CVS is the second largest pharmacy in the U.S. with over 7000 stores. Caremark Pharmacy Services is a pharmacy benefit management (PBM) company, providing benefit management services to health plans. In March of 2007 the two firms merged. The combined firm not only has $99 billion in sales, CVS Caremark also has the ability not to recommend drugs to health insurance plans and to dispense them.

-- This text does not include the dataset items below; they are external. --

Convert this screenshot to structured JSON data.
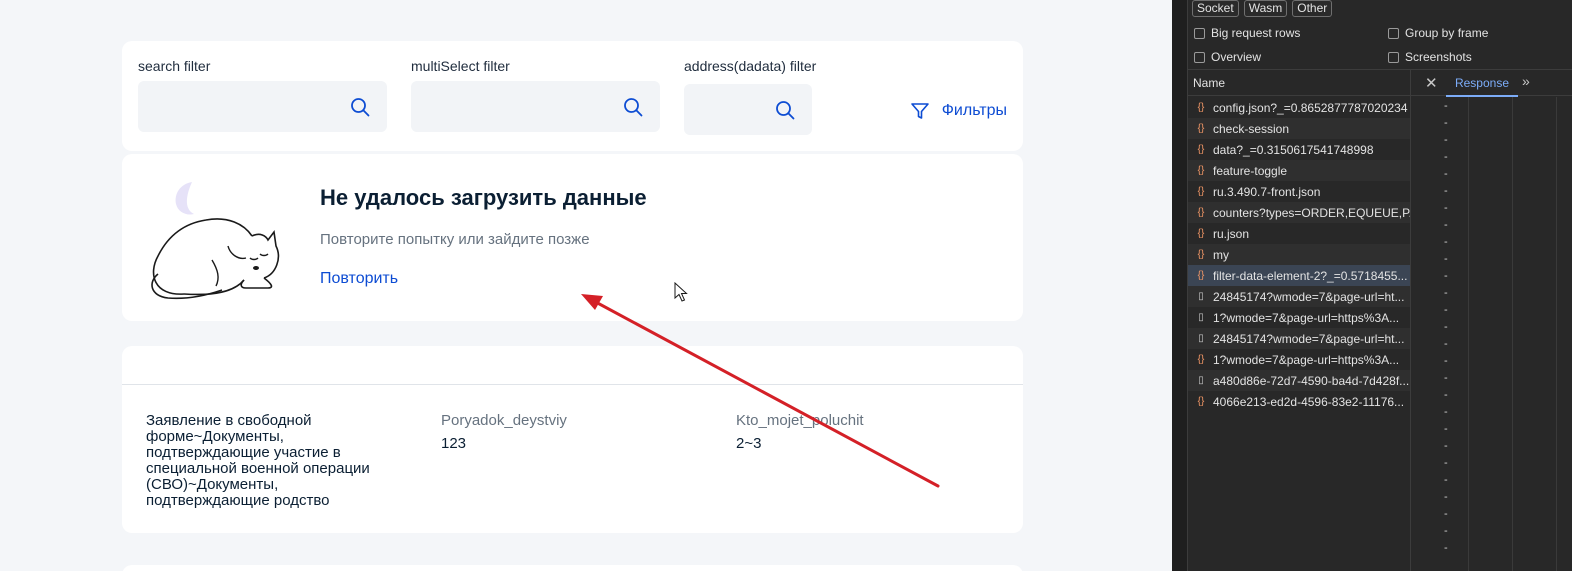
{
  "filters": {
    "search": {
      "label": "search filter"
    },
    "multiselect": {
      "label": "multiSelect filter"
    },
    "address": {
      "label": "address(dadata) filter"
    },
    "button_label": "Фильтры"
  },
  "error": {
    "title": "Не удалось загрузить данные",
    "subtitle": "Повторите попытку или зайдите позже",
    "retry": "Повторить"
  },
  "table": {
    "row": {
      "main_text": "Заявление в свободной форме~Документы, подтверждающие участие в специальной военной операции (СВО)~Документы, подтверждающие родство",
      "col2_label": "Poryadok_deystviy",
      "col2_value": "123",
      "col3_label": "Kto_mojet_poluchit",
      "col3_value": "2~3"
    }
  },
  "devtools": {
    "chips": [
      "Socket",
      "Wasm",
      "Other"
    ],
    "checkboxes": {
      "big_rows": "Big request rows",
      "group_by_frame": "Group by frame",
      "overview": "Overview",
      "screenshots": "Screenshots"
    },
    "name_header": "Name",
    "response_tab": "Response",
    "requests": [
      {
        "label": "config.json?_=0.8652877787020234",
        "type": "json"
      },
      {
        "label": "check-session",
        "type": "json"
      },
      {
        "label": "data?_=0.3150617541748998",
        "type": "json"
      },
      {
        "label": "feature-toggle",
        "type": "json"
      },
      {
        "label": "ru.3.490.7-front.json",
        "type": "json"
      },
      {
        "label": "counters?types=ORDER,EQUEUE,P...",
        "type": "json"
      },
      {
        "label": "ru.json",
        "type": "json"
      },
      {
        "label": "my",
        "type": "json"
      },
      {
        "label": "filter-data-element-2?_=0.5718455...",
        "type": "json"
      },
      {
        "label": "24845174?wmode=7&page-url=ht...",
        "type": "doc"
      },
      {
        "label": "1?wmode=7&page-url=https%3A...",
        "type": "doc"
      },
      {
        "label": "24845174?wmode=7&page-url=ht...",
        "type": "doc"
      },
      {
        "label": "1?wmode=7&page-url=https%3A...",
        "type": "json"
      },
      {
        "label": "a480d86e-72d7-4590-ba4d-7d428f...",
        "type": "doc"
      },
      {
        "label": "4066e213-ed2d-4596-83e2-11176...",
        "type": "json"
      }
    ],
    "dash": "-",
    "colors": {
      "accent": "#7cacf8",
      "json_icon": "#f29766"
    }
  },
  "colors": {
    "link": "#0d4cd3",
    "annotation_arrow": "#d42027"
  }
}
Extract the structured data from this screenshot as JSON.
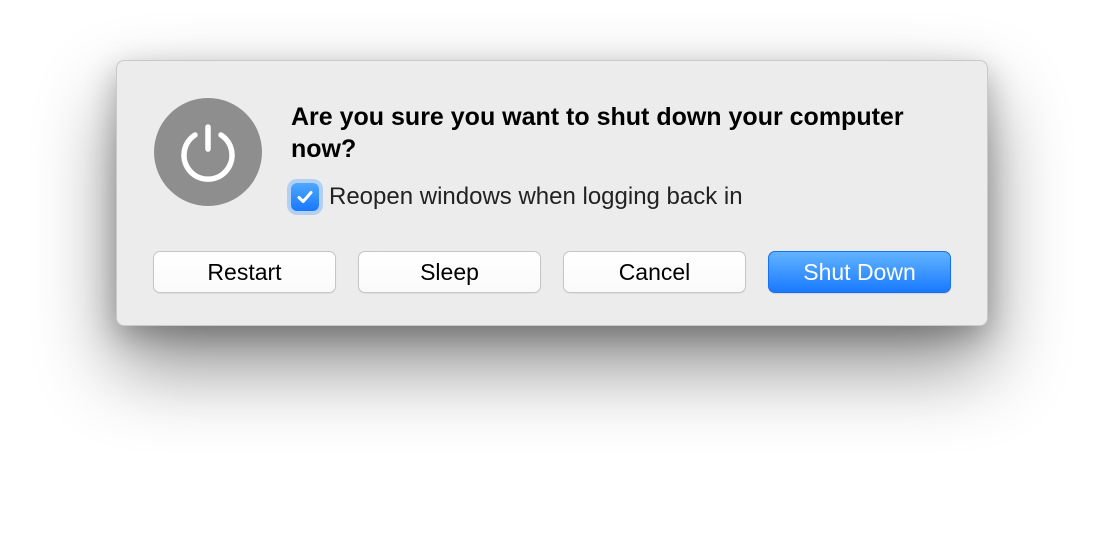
{
  "dialog": {
    "title": "Are you sure you want to shut down your computer now?",
    "checkbox": {
      "label": "Reopen windows when logging back in",
      "checked": true
    },
    "buttons": {
      "restart": "Restart",
      "sleep": "Sleep",
      "cancel": "Cancel",
      "shutdown": "Shut Down"
    },
    "icon": "power-icon"
  }
}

Fortune Magazine wonders whether CVS Caremark should in fact be split up . The Federal Trade Commission is not investigating as to whether the merger results in a conclict of interest. Critics say this is in fact the case “because PBMs are supposed to be drugstore-agnostic–and Caremark can’t help but favor CVS. Five pharmacists (NCPA members) have told Fortune that Caremark steers members into CVS stores by offering lower co-payments or automatically filling prescriptions there.” This follows an earlier $370 million lawsuit that that accused the PBMs (including Caremark) of “…encouraging doctors to switch to brand-name medications and keeping the rebates.”
Regulators may not, in fact, be the ones who break up the organization. Caremark lost $4.8 billion in contracts this year. Thus, CVS may not be willing to shoulder these losses much longer and a self-imposed breakup may be in the works. This breakup of a PBM with a drug supplier will not be the first. Medco and Merck ended their merger in 2003.